After several months, Rabbi Aryeh Leib decided to build a house in Mulabbis. He did so, constructing a two-story house surrounded by a stone fence. Other landowners were astonished by his actions and doubted his survival... But after a few months, more people joined him. Rabbi Zerah Barnett (who was also one of the founders of the Mea Shearim neighborhood in Jerusalem) also built a large stone house. Both families moved to the new settlement, which was named Petach Tikva, and they survived.
Rabbi Aryeh Leib established a school where Torah and general education were taught. The school operated seven days a week, and its students were also responsible for the agricultural farm. The program was set up under the guidance of Rabbi Yitzchak Elchanan Spektor from Kovno. A number of guards from the colony were assigned to protect the school, the farm, the winery, and the settlers' homes. Wandering Arabs would send their herds to graze in the colony's fields, and the guards would drive them away, including various robbers.
In 1886, the guards again encountered an Arab herd brazenly grazing in the colony's wheat fields and destroying the crops. One of the guards was a particularly colorful character named Sander Haddad, a heroic figure. He immigrated from Bialystok and was known as Haddad, an Arabic term for blacksmith, his profession. Seeing the herders, he confiscated the herd. A contemporary writer described Sander Haddad: "Tall, sturdily built, and swift as the wind, Skander was his nickname among the Arabs. He was splendid to behold as he burst into battle atop his noble steed, upright and swift as an arrow. Into the throng of attackers, he would charge like a storm, striking left and right. He did not favor firearms. From his youth, he was unpracticed in firearms, relying entirely on the strength of his arms alone. His arms were of iron, and when he struck his enemies’ heads – they fell like grass before the sickle."
The Arabs decided to rid themselves once and for all of the fearsome Jewish guards, especially of Sander. They waited for the morning when almost all of the settlement's residents left for Jaffa to deliver the confiscated herd to the authorities and file a complaint against the herd's owners. Sheikh Othman from the village of Yahudiya (today Rosh Haayin) set out with five hundred men to destroy the young colony, which at that time had only women, children, and very few men.
The noise made by the five hundred villagers armed with hunting rifles and pitchforks was well heard in the colony.
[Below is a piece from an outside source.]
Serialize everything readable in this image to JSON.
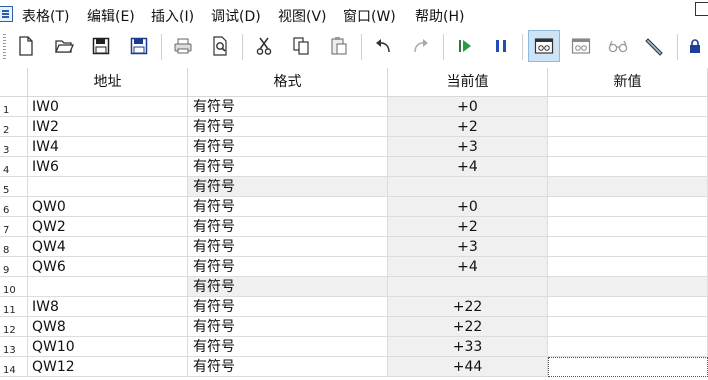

One of the men leaped onto the road north to call for help from the authorities in Jaffa, while the others gathered everyone in the colony into Rabbi Fromkin’s house, a stone building secured with iron doors. Sander Haddad was not in the colony at that time, and his mother Rachel Levi did not manage to reach Rabbi Fromkin’s house. The rioters brutally attacked her, and she died within a few days. Rabbi Fromkin himself, who urged everyone to enter his house and went among the homes to ensure no one was left outside, was unable to reach the house. The rioters captured him and brutally beat him. Finally, they left him when they thought he was dead. Only after the end of the riots was he found, and managed to recover and return to himself.
The rioters were unable to break into Rabbi Fromkin’s house until reinforcements arrived from Jaffa. The ringleaders were arrested and punished with lashes in the town square. The owners of the encroaching herd were fined, and the Jews received compensation. It is important to remember that the land belonged to wealthy Jews like Baron Rothschild, and the authorities feared their response.
Rabbi Fromkin continued his endeavors, but at some point, he was unable to secure funding to continue the project. He went to Europe on a mission, and the school, unfortunately, closed. After years of Torah study worldwide and authoring various books on Torah law and knowledge of the land, he returned again in his old age to Petach Tikva, which was by then an actual town. He passed away peacefully and was buried in the Segula Cemetery.